I felt suddenly nauseated. I barely made it to an alcove in the ladies’ room before vomiting. My body quaked so hard I had to sit back on my heels for several minutes, clasping my abdomen. I had the sensation that everything inside me was coming loose, and I started to weep, harder and harder until someone came in and noticed my crouched body beneath the alcove door. “Are you all right? Did you faint?” she asked. The unfamiliar voice served its purpose. I sniffed and got up, thinking, I’ve got to hold on.…
I numbly walked back to my desk and rearranged papers over and over again, trying to pass the longest day I had ever experienced. The only honest-to-goodness work I did was to give Tetzel’s inkwell a good scrubbing in the lavatory and refill it with fresh ink. Emory would hardly have been holding on to Electra’s portrait if he were in the company of someone else.…
Finally Edwin phoned from Washington. I took his number, told him to wait right where he was, left the bank, and went to a telephone a block away. I told him in detail what had passed the night before, and where we were at the moment. Finally, voice quivering, I added, “What do I do now?”
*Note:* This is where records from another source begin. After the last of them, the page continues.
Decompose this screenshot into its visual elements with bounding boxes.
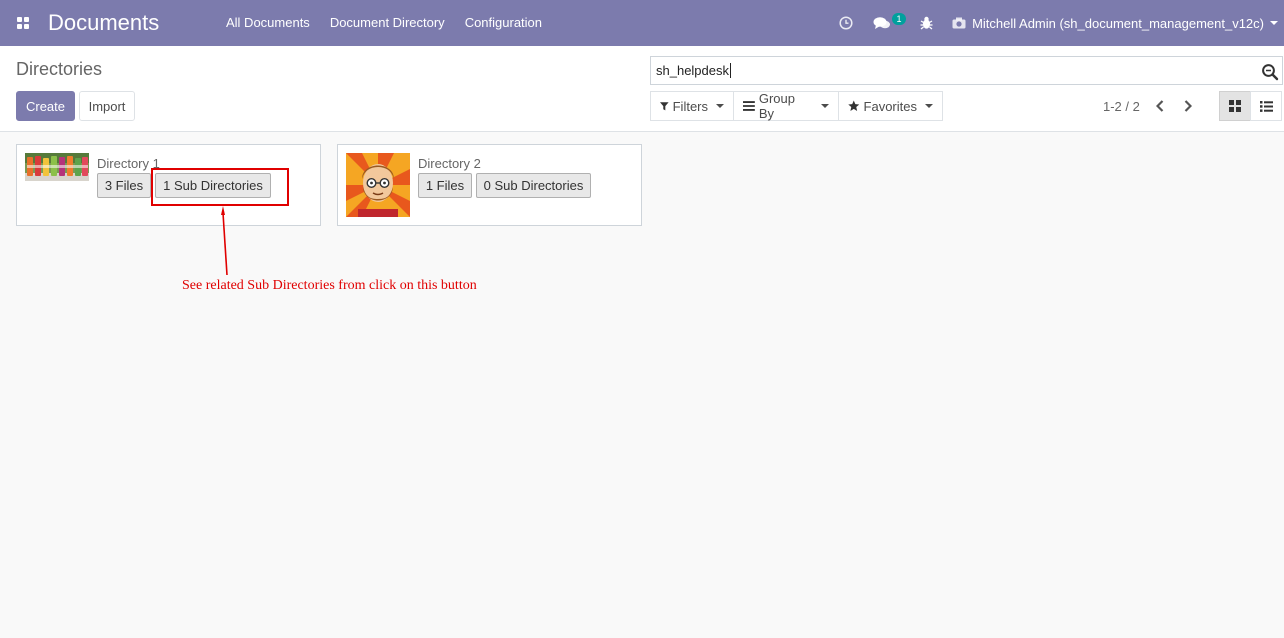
files-button[interactable]: 1 Files	[418, 173, 472, 198]
favorites-label: Favorites	[863, 98, 917, 114]
menu-configuration[interactable]: Configuration	[455, 0, 552, 46]
user-menu[interactable]: Mitchell Admin (sh_document_management_v…	[952, 16, 1284, 31]
activity-clock-icon[interactable]	[828, 0, 864, 46]
search-input[interactable]: sh_helpdesk	[650, 56, 1283, 85]
annotation-text: See related Sub Directories from click o…	[182, 278, 477, 293]
directory-name[interactable]: Directory 2	[418, 156, 481, 171]
list-view-button[interactable]	[1250, 91, 1282, 121]
files-button[interactable]: 3 Files	[97, 173, 151, 198]
company-camera-icon	[952, 17, 966, 29]
search-text: sh_helpdesk	[656, 63, 731, 78]
chevron-left-icon	[1156, 100, 1164, 112]
pager-next-button[interactable]	[1176, 92, 1200, 120]
group-by-label: Group By	[758, 91, 795, 121]
sub-directories-button[interactable]: 0 Sub Directories	[476, 173, 591, 198]
systray: 1 Mitchell Admin (sh_document_management…	[828, 0, 1284, 46]
directory-thumbnail	[346, 153, 410, 217]
chevron-right-icon	[1184, 100, 1192, 112]
bottles-image	[25, 153, 89, 181]
search-icon[interactable]	[1261, 63, 1279, 81]
filters-label: Filters	[672, 98, 708, 114]
caret-down-icon	[821, 104, 829, 108]
pager-value[interactable]: 1-2 / 2	[1103, 99, 1140, 114]
menu-all-documents[interactable]: All Documents	[216, 0, 320, 46]
messages-badge: 1	[892, 13, 907, 25]
list-icon	[1259, 100, 1273, 112]
annotation-highlight-box	[151, 168, 289, 206]
create-button[interactable]: Create	[16, 91, 75, 121]
avatar-image	[346, 153, 410, 217]
top-navbar: Documents All Documents Document Directo…	[0, 0, 1284, 46]
main-menu: All Documents Document Directory Configu…	[216, 0, 552, 46]
directory-thumbnail	[25, 153, 89, 181]
kanban-grid-icon	[1229, 100, 1241, 112]
filter-icon	[660, 101, 669, 110]
favorites-dropdown[interactable]: Favorites	[838, 91, 943, 121]
caret-down-icon	[925, 104, 933, 108]
import-button[interactable]: Import	[79, 91, 135, 121]
kanban-view-button[interactable]	[1219, 91, 1251, 121]
menu-document-directory[interactable]: Document Directory	[320, 0, 455, 46]
pager-previous-button[interactable]	[1148, 92, 1172, 120]
user-caret-icon	[1270, 21, 1278, 25]
directory-card[interactable]: Directory 2 1 Files 0 Sub Directories	[337, 144, 642, 226]
control-panel: Directories Create Import sh_helpdesk Fi…	[0, 46, 1284, 132]
apps-menu-icon[interactable]	[0, 0, 46, 46]
group-bars-icon	[743, 101, 755, 111]
caret-down-icon	[716, 104, 724, 108]
group-by-dropdown[interactable]: Group By	[733, 91, 839, 121]
messaging-chat-icon[interactable]: 1	[864, 0, 910, 46]
user-name: Mitchell Admin (sh_document_management_v…	[972, 15, 1264, 31]
filters-dropdown[interactable]: Filters	[650, 91, 734, 121]
annotation-arrow-icon	[221, 206, 228, 276]
page-title: Directories	[16, 59, 103, 79]
debug-bug-icon[interactable]	[910, 0, 942, 46]
star-icon	[848, 100, 860, 111]
app-title: Documents	[48, 10, 160, 35]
“Poor kid,” he said. “When you get home, hide the gun but don’t get rid of it. Remember during that last meeting when Cabot gave Tetzel something to keep? It may have been the paper, or a box, or even a key. Check around.”
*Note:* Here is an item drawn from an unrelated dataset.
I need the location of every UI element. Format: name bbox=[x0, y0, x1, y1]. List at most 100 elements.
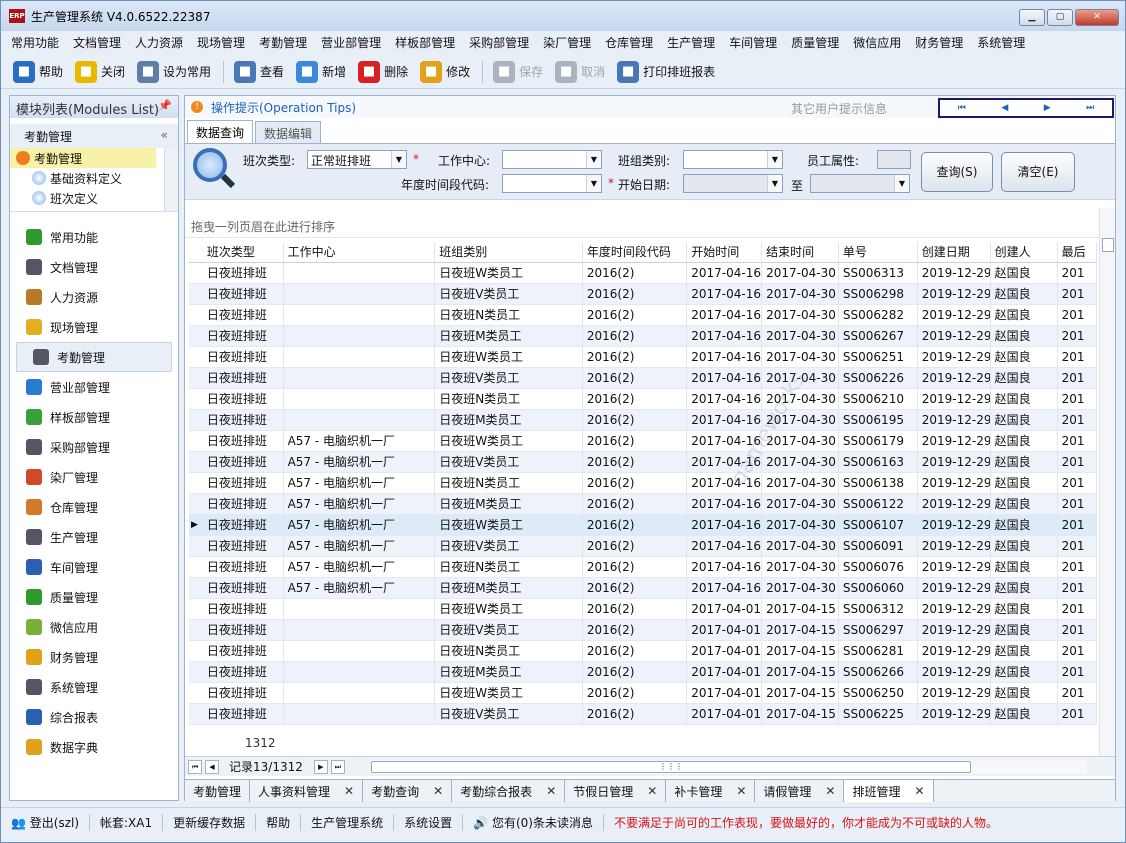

“Paper? Box? What are you talking about?”
“The signed confession by Hope. You might need it. You’ve done a lot of running around this morning, and may well have implicated yourself—I’m not complaining, but you’ve left a lot of holes. Look in Tetzel’s safe for a key or an extra box or something.”
“Yes, all right. When will you be back?”
“I can’t get away for a few days and Hubert’s up here too. Things are popping right now over Zimmermann’s telegram. I’ve got to sit in on a meeting tomorrow and I’ll be tied up all the next day. Boy, what a time for a thing like this to happen.”
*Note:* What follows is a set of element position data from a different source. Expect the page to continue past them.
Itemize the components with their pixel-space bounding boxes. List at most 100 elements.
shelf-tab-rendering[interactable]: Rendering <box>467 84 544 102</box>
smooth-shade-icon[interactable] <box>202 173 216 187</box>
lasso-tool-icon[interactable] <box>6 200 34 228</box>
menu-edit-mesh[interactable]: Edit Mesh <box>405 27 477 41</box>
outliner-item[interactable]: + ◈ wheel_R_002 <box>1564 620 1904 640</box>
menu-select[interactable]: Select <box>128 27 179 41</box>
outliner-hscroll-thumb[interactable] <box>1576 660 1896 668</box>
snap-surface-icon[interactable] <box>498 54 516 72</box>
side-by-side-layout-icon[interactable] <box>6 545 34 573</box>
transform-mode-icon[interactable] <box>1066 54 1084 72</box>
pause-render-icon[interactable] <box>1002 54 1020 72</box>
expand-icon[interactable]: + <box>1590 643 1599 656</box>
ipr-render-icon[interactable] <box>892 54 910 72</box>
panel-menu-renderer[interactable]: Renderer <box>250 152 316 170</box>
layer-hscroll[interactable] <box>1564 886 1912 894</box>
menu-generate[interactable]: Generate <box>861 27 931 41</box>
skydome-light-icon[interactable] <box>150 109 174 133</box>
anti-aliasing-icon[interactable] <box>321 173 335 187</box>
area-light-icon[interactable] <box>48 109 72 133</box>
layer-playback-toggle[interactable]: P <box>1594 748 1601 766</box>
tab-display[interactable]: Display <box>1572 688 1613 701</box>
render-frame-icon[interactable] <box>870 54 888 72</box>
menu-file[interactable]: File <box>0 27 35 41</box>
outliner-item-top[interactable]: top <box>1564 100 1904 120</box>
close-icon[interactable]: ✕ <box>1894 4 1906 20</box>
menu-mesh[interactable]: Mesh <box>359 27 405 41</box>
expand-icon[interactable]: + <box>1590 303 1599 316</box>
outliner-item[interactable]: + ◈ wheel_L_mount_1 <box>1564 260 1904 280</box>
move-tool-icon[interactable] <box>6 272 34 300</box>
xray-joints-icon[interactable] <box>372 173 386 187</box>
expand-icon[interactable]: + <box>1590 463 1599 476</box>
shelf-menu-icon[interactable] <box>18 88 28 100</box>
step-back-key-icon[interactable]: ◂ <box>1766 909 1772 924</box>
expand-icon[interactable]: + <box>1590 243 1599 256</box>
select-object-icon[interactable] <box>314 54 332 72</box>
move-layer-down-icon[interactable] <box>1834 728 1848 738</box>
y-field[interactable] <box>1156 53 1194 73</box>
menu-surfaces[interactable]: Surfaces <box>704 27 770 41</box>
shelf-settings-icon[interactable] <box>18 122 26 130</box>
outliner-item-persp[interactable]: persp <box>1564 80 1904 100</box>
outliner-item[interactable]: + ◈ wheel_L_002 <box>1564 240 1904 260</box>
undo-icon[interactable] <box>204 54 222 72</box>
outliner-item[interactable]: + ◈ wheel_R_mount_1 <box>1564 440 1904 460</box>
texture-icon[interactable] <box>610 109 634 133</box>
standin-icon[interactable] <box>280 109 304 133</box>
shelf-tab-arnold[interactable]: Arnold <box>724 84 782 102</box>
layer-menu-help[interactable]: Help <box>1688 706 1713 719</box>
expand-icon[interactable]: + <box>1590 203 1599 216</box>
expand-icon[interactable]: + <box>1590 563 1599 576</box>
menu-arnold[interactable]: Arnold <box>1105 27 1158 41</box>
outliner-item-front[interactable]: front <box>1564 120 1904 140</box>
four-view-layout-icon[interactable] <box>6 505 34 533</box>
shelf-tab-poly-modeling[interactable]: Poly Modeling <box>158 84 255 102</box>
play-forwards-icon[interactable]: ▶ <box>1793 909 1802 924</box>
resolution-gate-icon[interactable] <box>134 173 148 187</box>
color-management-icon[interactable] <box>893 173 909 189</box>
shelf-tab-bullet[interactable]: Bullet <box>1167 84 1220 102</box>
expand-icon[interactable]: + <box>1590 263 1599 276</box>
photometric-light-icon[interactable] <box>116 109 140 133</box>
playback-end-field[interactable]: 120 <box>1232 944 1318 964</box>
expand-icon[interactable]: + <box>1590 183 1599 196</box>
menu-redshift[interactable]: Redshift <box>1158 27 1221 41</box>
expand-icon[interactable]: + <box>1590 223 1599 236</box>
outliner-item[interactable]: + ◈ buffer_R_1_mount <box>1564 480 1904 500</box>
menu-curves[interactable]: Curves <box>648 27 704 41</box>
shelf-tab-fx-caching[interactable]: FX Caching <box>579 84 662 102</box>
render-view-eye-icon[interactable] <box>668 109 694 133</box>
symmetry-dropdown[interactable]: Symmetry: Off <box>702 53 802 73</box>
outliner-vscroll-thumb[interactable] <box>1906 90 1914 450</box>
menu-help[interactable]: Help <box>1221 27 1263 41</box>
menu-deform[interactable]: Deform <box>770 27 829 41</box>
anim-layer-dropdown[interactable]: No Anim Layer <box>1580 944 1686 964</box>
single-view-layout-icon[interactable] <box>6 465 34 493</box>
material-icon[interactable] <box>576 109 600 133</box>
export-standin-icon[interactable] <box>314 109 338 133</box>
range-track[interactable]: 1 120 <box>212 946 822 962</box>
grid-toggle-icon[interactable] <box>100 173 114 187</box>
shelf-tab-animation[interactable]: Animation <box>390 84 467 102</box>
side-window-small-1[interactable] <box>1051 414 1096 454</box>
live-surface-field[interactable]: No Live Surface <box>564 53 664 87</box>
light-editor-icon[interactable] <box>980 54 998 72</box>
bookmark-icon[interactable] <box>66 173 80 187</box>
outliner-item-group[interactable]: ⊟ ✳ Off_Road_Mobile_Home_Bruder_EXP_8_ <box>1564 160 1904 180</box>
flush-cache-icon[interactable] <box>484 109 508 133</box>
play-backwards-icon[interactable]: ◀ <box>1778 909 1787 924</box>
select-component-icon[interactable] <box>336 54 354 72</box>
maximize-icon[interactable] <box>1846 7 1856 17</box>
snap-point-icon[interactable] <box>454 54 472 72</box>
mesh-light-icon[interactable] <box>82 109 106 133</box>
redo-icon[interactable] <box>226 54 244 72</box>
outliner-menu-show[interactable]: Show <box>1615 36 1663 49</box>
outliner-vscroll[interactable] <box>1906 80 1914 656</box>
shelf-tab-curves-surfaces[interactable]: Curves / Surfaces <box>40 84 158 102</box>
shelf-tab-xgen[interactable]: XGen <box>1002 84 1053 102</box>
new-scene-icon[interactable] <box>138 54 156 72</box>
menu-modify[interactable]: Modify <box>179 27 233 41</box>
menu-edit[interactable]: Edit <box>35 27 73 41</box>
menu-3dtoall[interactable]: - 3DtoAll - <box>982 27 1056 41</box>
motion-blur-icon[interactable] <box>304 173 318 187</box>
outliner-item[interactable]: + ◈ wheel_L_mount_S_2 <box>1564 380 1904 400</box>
“No fooling,” I said, biting my lip.
“Tetzel’s going to think there’s some kind of plot to mess him up because of Cabot’s death.”
“Oh Edwin, I can’t even think straight. Why?”
“Because Cabot was carrying around the rest of those battle plans in his head, and Barrista is waiting for him in Mexico.”
“Oh, yes.”
“Be careful. I’d have Allan stick with you but he has to keep the telegraph covered. Oh, and one thing more—you can use my car if you need to. I wanted to tell you that before I left but I couldn’t reach you.”
“But I don’t know what I’d need with a car. I don’t know how to drive.”
“Oh, swell … the first thing you look for when you’re in a tight spot is a way to get the hell—I mean, get out of town. You’ve never been behind a wheel?”
“I drove my brother’s car once but I don’t remember anything—”
“It’ll come back to you if you get behind the wheel again. You might not even need the car, but just in case, it’s parked at my duplex on West Pecan, number 602. Got it? Tools are under the back-seat cushion. It’s full of gasoline.”
“All right. Oh, Edwin, I wish you were here.”
“Me too, Camille, but the whole world’s cratering up here.”
Down here, too, I thought.
Tetzel didn’t come back for the whole afternoon. I stayed after everyone had gone so that I could look for whatever it was that Emory Cabot had left with Tetzel. I thought once it might have been a copy of the battle plans for the revolution, but then that wouldn’t have done Tetzel much good at the time. When the floor was empty I went into his office and opened the big safe. There was no box, and no papers that I hadn’t seen before. I pulled out the key to the secret compartment and shoved it in. At first I found nothing except the picture. Then my hand touched a small key near the back. I recognized it as one that fits a safe-deposit box. I put it into my pocket, and was about to close the secret compartment again when I heard a noise behind me.
“Were you looking for something, Camille?”
My hard-stretched luck had finally played out. It was Tetzel.